– Вот была бы хоть одна захудалая камера на весь двор, вора бы быстро поймали, – подтолкнул Сева свидетельниц для дачи так называемых «показаний».

Девчонки переглянулись, вздохнули и вдруг в один голос признались:

– Это мы белье сняли.

– Как?! – опешил Фокин. – Сперли, что ли?! Ни за что не поверю. Там размерчик не то чтобы ваш, – сболтнул он лишнюю информацию.

– Да нет, – вздохнула Маша, сидевшая на подоконнике, – ничего мы не перли. Сначала видим, лифчик с трусами потрясающей красоты висят. Поудивлялись, поахали, посмеялись, а потом… – Девчонки вопросительно переглянулись, словно решая, довериться соседу из соседнего дома или нет. – А потом такой дождь пошел! – продолжила Маша. – Да не просто дождь, а ливень с градом и ветром. Все, у кого вещи на улице сохли, повыскакивали, простыни свои поснимали и домой убежали. А белье дорогое все висит и висит, вот-вот ветер его сорвет и унесет…

– Значит, все-таки ветер, – пробормотал Сева.

– Что? – не поняла Маша.

– Я говорю, и ветер зашвырнул бельишко Говорухиной в вашу открытую форточку?
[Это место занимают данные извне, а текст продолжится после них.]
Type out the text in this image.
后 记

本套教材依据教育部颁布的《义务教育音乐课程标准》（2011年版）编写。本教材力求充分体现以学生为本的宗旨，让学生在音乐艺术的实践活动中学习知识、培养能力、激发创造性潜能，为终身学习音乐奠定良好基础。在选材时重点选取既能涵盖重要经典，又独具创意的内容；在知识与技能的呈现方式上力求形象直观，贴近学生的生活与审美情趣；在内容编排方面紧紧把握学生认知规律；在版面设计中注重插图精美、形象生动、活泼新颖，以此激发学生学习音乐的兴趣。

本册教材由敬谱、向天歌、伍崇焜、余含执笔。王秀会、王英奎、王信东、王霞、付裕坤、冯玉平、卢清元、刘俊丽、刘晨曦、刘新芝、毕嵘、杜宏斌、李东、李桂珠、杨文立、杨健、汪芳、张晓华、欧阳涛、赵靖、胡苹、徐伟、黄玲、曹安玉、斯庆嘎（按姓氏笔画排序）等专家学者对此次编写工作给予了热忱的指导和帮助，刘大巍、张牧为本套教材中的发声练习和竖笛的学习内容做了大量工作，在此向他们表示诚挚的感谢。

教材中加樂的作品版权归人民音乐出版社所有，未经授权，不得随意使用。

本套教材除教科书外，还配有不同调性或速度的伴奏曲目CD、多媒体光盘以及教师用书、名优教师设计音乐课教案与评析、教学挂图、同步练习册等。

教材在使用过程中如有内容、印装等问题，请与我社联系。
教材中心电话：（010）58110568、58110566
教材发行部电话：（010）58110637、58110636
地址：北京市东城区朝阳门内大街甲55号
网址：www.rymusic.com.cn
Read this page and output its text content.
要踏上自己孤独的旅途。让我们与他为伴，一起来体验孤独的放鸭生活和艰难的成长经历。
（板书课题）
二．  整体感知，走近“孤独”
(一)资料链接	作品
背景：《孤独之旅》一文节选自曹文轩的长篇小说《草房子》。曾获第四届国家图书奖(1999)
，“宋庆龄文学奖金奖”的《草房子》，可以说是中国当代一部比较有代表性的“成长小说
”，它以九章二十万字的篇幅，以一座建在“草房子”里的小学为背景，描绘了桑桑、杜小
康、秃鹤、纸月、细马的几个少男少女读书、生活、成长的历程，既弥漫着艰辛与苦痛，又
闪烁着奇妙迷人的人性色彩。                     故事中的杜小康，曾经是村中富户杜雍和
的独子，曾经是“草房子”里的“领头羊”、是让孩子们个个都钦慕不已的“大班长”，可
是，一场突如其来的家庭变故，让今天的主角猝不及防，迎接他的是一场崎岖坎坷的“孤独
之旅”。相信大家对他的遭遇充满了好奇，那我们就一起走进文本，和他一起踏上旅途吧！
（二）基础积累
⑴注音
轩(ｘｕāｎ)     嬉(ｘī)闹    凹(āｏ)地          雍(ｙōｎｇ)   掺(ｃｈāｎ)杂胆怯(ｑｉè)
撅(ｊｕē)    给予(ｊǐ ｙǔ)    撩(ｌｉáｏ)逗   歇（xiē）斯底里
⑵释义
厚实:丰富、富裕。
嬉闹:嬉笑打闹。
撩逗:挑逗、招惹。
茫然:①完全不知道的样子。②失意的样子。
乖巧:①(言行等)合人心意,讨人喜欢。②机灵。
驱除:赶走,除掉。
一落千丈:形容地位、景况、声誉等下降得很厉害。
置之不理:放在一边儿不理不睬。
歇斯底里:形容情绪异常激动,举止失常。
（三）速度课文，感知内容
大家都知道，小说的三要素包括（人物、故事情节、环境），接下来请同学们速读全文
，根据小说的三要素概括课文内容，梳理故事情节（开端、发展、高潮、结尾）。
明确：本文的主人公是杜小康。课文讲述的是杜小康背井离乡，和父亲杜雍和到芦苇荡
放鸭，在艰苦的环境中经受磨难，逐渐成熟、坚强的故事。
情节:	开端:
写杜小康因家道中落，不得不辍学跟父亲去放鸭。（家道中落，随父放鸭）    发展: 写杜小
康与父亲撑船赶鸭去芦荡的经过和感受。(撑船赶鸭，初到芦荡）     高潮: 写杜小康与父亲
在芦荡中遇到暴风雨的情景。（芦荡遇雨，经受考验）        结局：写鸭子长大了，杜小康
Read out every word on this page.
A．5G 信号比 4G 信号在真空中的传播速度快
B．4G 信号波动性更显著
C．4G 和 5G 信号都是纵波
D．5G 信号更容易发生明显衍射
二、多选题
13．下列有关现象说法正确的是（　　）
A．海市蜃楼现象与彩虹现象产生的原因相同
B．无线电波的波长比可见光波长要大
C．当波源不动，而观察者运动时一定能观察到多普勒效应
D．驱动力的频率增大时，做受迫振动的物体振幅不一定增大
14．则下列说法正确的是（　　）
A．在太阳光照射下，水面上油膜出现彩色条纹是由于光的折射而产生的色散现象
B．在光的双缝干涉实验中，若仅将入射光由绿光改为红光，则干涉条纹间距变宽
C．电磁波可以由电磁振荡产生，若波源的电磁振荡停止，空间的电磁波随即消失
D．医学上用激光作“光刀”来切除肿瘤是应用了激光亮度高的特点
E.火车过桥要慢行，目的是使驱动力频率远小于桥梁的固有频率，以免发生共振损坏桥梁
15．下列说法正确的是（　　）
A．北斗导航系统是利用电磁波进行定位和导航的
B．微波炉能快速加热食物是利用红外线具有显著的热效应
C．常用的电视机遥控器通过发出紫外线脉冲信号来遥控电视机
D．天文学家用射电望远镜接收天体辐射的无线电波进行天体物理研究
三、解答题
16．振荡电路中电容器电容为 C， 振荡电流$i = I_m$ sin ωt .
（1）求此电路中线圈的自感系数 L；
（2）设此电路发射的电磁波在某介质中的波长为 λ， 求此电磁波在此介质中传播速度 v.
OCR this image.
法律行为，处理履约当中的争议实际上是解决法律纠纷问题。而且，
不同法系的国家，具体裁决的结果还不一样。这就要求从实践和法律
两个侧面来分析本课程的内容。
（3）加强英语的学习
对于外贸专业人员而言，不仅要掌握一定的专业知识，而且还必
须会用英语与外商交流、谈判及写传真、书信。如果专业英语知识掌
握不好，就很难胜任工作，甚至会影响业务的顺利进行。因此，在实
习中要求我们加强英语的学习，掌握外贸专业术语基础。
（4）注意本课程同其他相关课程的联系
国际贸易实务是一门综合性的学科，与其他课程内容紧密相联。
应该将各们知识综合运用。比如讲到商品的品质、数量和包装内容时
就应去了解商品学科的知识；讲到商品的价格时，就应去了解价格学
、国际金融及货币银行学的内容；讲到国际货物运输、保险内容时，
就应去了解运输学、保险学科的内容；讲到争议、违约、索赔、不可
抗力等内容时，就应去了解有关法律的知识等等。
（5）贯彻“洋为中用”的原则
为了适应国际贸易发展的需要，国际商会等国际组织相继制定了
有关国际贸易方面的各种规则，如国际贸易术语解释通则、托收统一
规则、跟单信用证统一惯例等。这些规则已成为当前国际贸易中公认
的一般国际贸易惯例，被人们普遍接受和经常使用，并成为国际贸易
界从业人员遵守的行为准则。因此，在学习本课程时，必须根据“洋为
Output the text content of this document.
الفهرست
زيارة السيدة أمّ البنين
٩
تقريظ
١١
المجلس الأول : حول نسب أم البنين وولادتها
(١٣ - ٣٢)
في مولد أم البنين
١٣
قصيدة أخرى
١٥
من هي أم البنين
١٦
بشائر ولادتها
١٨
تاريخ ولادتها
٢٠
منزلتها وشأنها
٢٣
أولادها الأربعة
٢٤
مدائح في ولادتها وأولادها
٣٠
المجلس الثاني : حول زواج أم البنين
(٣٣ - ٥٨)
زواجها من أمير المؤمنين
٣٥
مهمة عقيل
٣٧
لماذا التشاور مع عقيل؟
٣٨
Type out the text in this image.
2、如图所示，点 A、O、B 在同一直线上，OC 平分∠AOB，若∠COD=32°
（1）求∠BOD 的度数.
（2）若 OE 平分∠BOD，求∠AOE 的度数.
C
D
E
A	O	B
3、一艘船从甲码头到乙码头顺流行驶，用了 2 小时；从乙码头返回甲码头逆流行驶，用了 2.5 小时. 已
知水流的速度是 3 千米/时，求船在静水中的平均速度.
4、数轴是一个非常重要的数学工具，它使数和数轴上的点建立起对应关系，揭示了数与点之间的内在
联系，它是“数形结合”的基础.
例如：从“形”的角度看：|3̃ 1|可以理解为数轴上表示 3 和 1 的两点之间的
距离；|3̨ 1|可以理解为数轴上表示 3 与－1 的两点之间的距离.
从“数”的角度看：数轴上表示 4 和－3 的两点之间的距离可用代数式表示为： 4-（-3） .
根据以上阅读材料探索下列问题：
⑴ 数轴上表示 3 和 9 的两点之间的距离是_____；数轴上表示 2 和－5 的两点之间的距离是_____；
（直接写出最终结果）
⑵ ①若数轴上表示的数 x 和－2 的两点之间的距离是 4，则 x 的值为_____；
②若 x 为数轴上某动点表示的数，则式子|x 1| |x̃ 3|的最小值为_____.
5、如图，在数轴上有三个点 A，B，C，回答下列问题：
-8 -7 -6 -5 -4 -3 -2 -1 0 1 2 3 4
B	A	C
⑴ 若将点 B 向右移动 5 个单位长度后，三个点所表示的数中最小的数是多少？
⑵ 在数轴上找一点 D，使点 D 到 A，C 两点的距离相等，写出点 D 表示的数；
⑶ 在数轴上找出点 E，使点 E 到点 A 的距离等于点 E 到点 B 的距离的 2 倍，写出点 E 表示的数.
– Нет, конечно! – обиделась Маша. – Ну что вы за ерунду несете? В разгар ливня раздался телефонный звонок, и бабушка, – слышите вы, соседский сосед, – ба-буш-ка этой самой Говорухиной сказала еле слышным, умирающим голосом: «Нелечка, сними Жанкины труселя с веревки, а то буря их на мелкие кусочки порвет и по белу свету разнесет. Сними, дорогая, очень тебя прошу. У меня давление подскочило, «Скорая» приехала, на носилки меня уложили, в больницу увозят. А Жанна по магазинам шляется, приедет – убьет меня на хрен и за труселя, и за бурю… Она ж знает, что я все всегда на улице сушу». Бабка отключилась, мы в окно глянули – и правда у дома напротив «Скорая» стоит. А Неля – это хозяйка наша, у которой мы комнату снимаем. Значит, бабулька ей позвонила, не зная, что та в Америку укатила, и попросила внучкино белье спасти. Ну что мы, звери, что ли?! Вышли, белье сняли, дома просушили и в надежное место спрятали. Только Говорухина за ним не пришла. Она в полицию о краже заявила, представляете?! У бабульки инсульт приключился, она без сознания в реанимации лежит. И что же теперь получается?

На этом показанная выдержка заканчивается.